For this experiment, we could equivalently also consider the wave to be generated by a pulse that was initiated at the geologic reflector and traveled at half of the velocity of the medium to the receiver. This is the so-called "exploding reflector model," which was an ingenious idea of the late Dan Loewenthal who pioneered its use in various migration algorithms.

Our ability to image the subsurface geology would be made possible by "running the wave propagation movie backward in time" for the exploding reflector experiment. This would be achieved by moving the recorded seismic reflections backward in time to the subsurface points from which they emanated as shown in the reverse-time migration part of the diagram of Figure 2.

Fortunately, we are able to "reverse-time propagate" wavefields by using the same wave equation computations as we used in forward modeling. Wavefields for the movie progressing backward in time satisfy the wave equation, just as waves progressing forward in time.
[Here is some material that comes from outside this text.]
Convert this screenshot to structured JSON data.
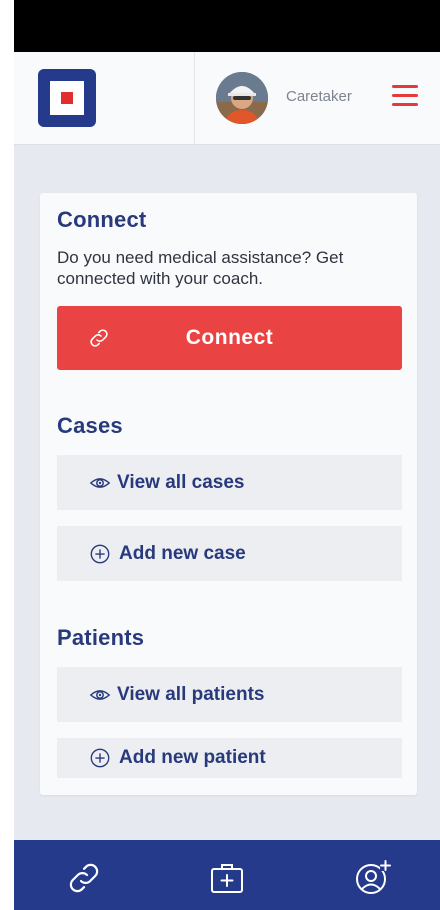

For a brief historical note, it should be mentioned that this idea had an enormous practical use in Amoco's exploration of the Wyoming Overthrust Belt in the 1980s. Dan Whitmore of Amoco Research was probably the first to make widespread use of "reverse-time" migration in exploration geophysics - as evidenced by his examples of overthrust imaging and salt dome imaging, which were shown at the 1982 and 1983 SEG annual meetings.

Reverse-time wave imaging or migration can be done via the following technique, as originally explained by three papers in 1983 produced by McMechan (1983, Geophysical Prospecting), Whitmore (1983 SEG abstracts), and Baysal et al. (1983 Geophysics).

First of all, consider recorded seismic traces for positions along the earth's surface and reverse the signals in time. These become the time-varying seismic boundary values at the earth's surface.

Next, propagate these seismic recordings back into the depths - back to the reflecting points from which they originated - by using the same wave equation algorithm that we used in forward modeling. We use half the wave velocity since the propagation is one-way. In other words, we "depropagate" the seismic waves back to the reflecting surfaces in depth.

The imaging method is as general as the form of the wave equation that is used. Almost all of the complexities of reverse-time wave equation migration in its various combinations of acoustic, elastic, 2-D, 3-D, anisotropic, multi-component forms have been described in several papers by George McMechan and his students at the University of Texas at Dallas.

In order to convince the explorationist of the power of reverse-time depth migration, we examine the salt pillow model example shown in Figure 3.

The seismogram at the top of this figure is not interpretable - except possibly for a few flat reflectors - since the unmigrated data does not have the dipping reflectors in their correct subsurface position. Recorded seismic traces are plotted in time directly below the source-receiver points, which is the correct position only for the case of flat reflectors.

In order to unravel the seismic reflector positions and place them in their true subsurface locations, we migrate the reflection energy back to the point in the subsurface where it originated.

In Figure 3, the depth image obtained by reverse-time migration provides a nearly perfect image of the desired geologic model.

Summary

For real data, depth migration is rarely this good due to the fact that we generally have only estimates of the seismic velocity with which to depropagate the wavefields.

Although reverse-time migration is the most general of depth migration methods, it is usually the most expensive due to the fact that a complete solution to the wave equation is computed without approximations. Nevertheless, it is a beautiful computational technique that can be coded without great difficulty for general use in both forward modeling and seismic imaging.

We should not give the impression that reverse-time migration is restricted to seismic imaging. In fact, the November 1999 issue of Scientific American contains a paper titled "Time-Reverse Acoustics" by Mathias Fink, which describes several applications of acoustic time-reversal mirrors that have applications in medicine, material testing and marine acoustic communication.

In essence, "making waves" to produce useful images is a worthwhile occupation in many scientific pursuits.